What is RELRO and how does it relate to the GOT?

RELRO (Relocation Read-Only) hardens the GOT against being overwritten. Partial RELRO reorders sections and marks .got read-only after startup. Full RELRO (linked with -z relro -z now) additionally forces eager binding — the linker resolves every symbol at load time — then mprotects the entire GOT read-only, blocking GOT-hijacking attacks at the cost of slower startup and no lazy binding.

How does LD_PRELOAD hijack functions using this mechanism?

Because external calls resolve through the GOT rather than a hardcoded address, the dynamic linker searches libraries in scope order when it resolves a symbol. LD_PRELOAD inserts your library first in that search order, so when _dl_fixup looks up, say, malloc, it finds your version and writes its address into the GOT slot.
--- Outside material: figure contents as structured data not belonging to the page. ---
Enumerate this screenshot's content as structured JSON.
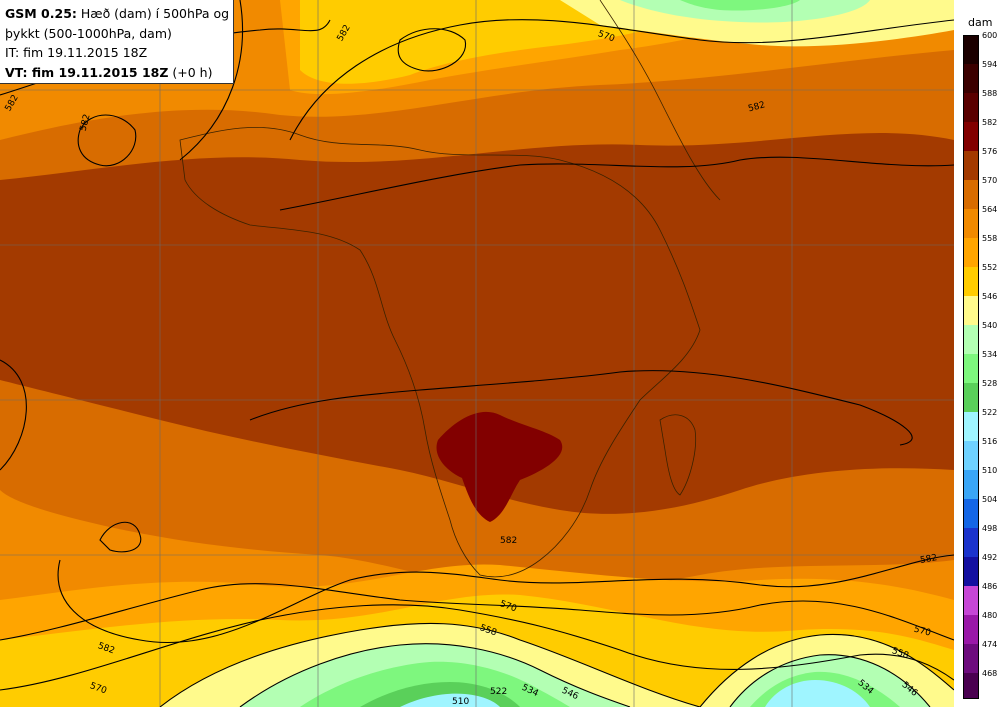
{
  "info": {
    "model": "GSM 0.25:",
    "desc1": "Hæð (dam) í 500hPa og",
    "desc2": "þykkt (500-1000hPa, dam)",
    "it": "IT: fim 19.11.2015 18Z",
    "vt_bold": "VT: fim 19.11.2015 18Z",
    "vt_suffix": "(+0 h)"
  },
  "legend": {
    "unit": "dam",
    "levels": [
      {
        "label": "600",
        "color": "#1b0000"
      },
      {
        "label": "594",
        "color": "#3b0000"
      },
      {
        "label": "588",
        "color": "#5a0000"
      },
      {
        "label": "582",
        "color": "#820000"
      },
      {
        "label": "576",
        "color": "#a33a00"
      },
      {
        "label": "570",
        "color": "#d86c00"
      },
      {
        "label": "564",
        "color": "#f18a00"
      },
      {
        "label": "558",
        "color": "#ffa500"
      },
      {
        "label": "552",
        "color": "#ffcc00"
      },
      {
        "label": "546",
        "color": "#fffa8c"
      },
      {
        "label": "540",
        "color": "#b3ffb3"
      },
      {
        "label": "534",
        "color": "#7ef77e"
      },
      {
        "label": "528",
        "color": "#5ad05a"
      },
      {
        "label": "522",
        "color": "#9ff5ff"
      },
      {
        "label": "516",
        "color": "#6fd2ff"
      },
      {
        "label": "510",
        "color": "#3aa6f7"
      },
      {
        "label": "504",
        "color": "#1466e6"
      },
      {
        "label": "498",
        "color": "#1b33cc"
      },
      {
        "label": "492",
        "color": "#1410a0"
      },
      {
        "label": "486",
        "color": "#c646d6"
      },
      {
        "label": "480",
        "color": "#9a18a8"
      },
      {
        "label": "474",
        "color": "#6e0c7e"
      },
      {
        "label": "468",
        "color": "#4a0050"
      }
    ]
  },
  "contour_labels": [
    {
      "name": "contour-label-582-topleft",
      "text": "582"
    },
    {
      "name": "contour-label-582-nw",
      "text": "582"
    },
    {
      "name": "contour-label-582-top",
      "text": "582"
    },
    {
      "name": "contour-label-570-top",
      "text": "570"
    },
    {
      "name": "contour-label-582-ne",
      "text": "582"
    },
    {
      "name": "contour-label-582-southafrica",
      "text": "582"
    },
    {
      "name": "contour-label-582-east",
      "text": "582"
    },
    {
      "name": "contour-label-582-southwest",
      "text": "582"
    },
    {
      "name": "contour-label-570-southwest",
      "text": "570"
    },
    {
      "name": "contour-label-570-south",
      "text": "570"
    },
    {
      "name": "contour-label-558-south",
      "text": "558"
    },
    {
      "name": "contour-label-570-southeast",
      "text": "570"
    },
    {
      "name": "contour-label-558-southeast",
      "text": "558"
    },
    {
      "name": "contour-label-546-south",
      "text": "546"
    },
    {
      "name": "contour-label-534-south",
      "text": "534"
    },
    {
      "name": "contour-label-522-south",
      "text": "522"
    },
    {
      "name": "contour-label-510-south",
      "text": "510"
    },
    {
      "name": "contour-label-534-southeast",
      "text": "534"
    },
    {
      "name": "contour-label-546-southeast",
      "text": "546"
    }
  ]
}
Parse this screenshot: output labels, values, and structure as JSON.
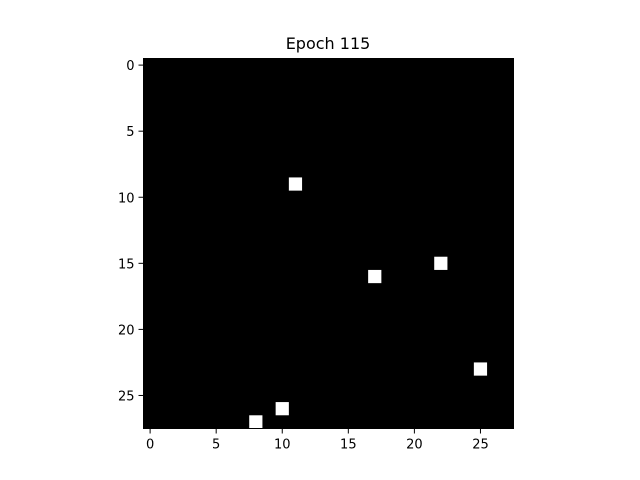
{
  "chart_data": {
    "type": "heatmap",
    "title": "Epoch 115",
    "xlabel": "",
    "ylabel": "",
    "grid": false,
    "colormap": "gray",
    "size": [
      28,
      28
    ],
    "xlim": [
      -0.5,
      27.5
    ],
    "ylim": [
      27.5,
      -0.5
    ],
    "xticks": [
      0,
      5,
      10,
      15,
      20,
      25
    ],
    "yticks": [
      0,
      5,
      10,
      15,
      20,
      25
    ],
    "background_value": 0,
    "on_value": 1,
    "on_pixels": [
      {
        "x": 11,
        "y": 9
      },
      {
        "x": 22,
        "y": 15
      },
      {
        "x": 17,
        "y": 16
      },
      {
        "x": 25,
        "y": 23
      },
      {
        "x": 10,
        "y": 26
      },
      {
        "x": 8,
        "y": 27
      }
    ],
    "colors": {
      "background": "#000000",
      "on": "#ffffff",
      "axis": "#000000"
    }
  }
}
Every subsequent call jumps to your interposed function. Full RELRO plus -Bsymbolic can defeat this for specific symbols.

Why does an unresolved symbol sometimes crash only later, not at startup?

Under default lazy binding, a function's GOT slot is only resolved on its first call. If the missing symbol lives on a code path you never execute, the program starts and runs fine until that path is hit, at which point _dl_fixup fails and aborts. Setting LD_BIND_NOW=1 (or linking with -z now) forces eager resolution, surfacing missing-symbol errors immediately at launch instead.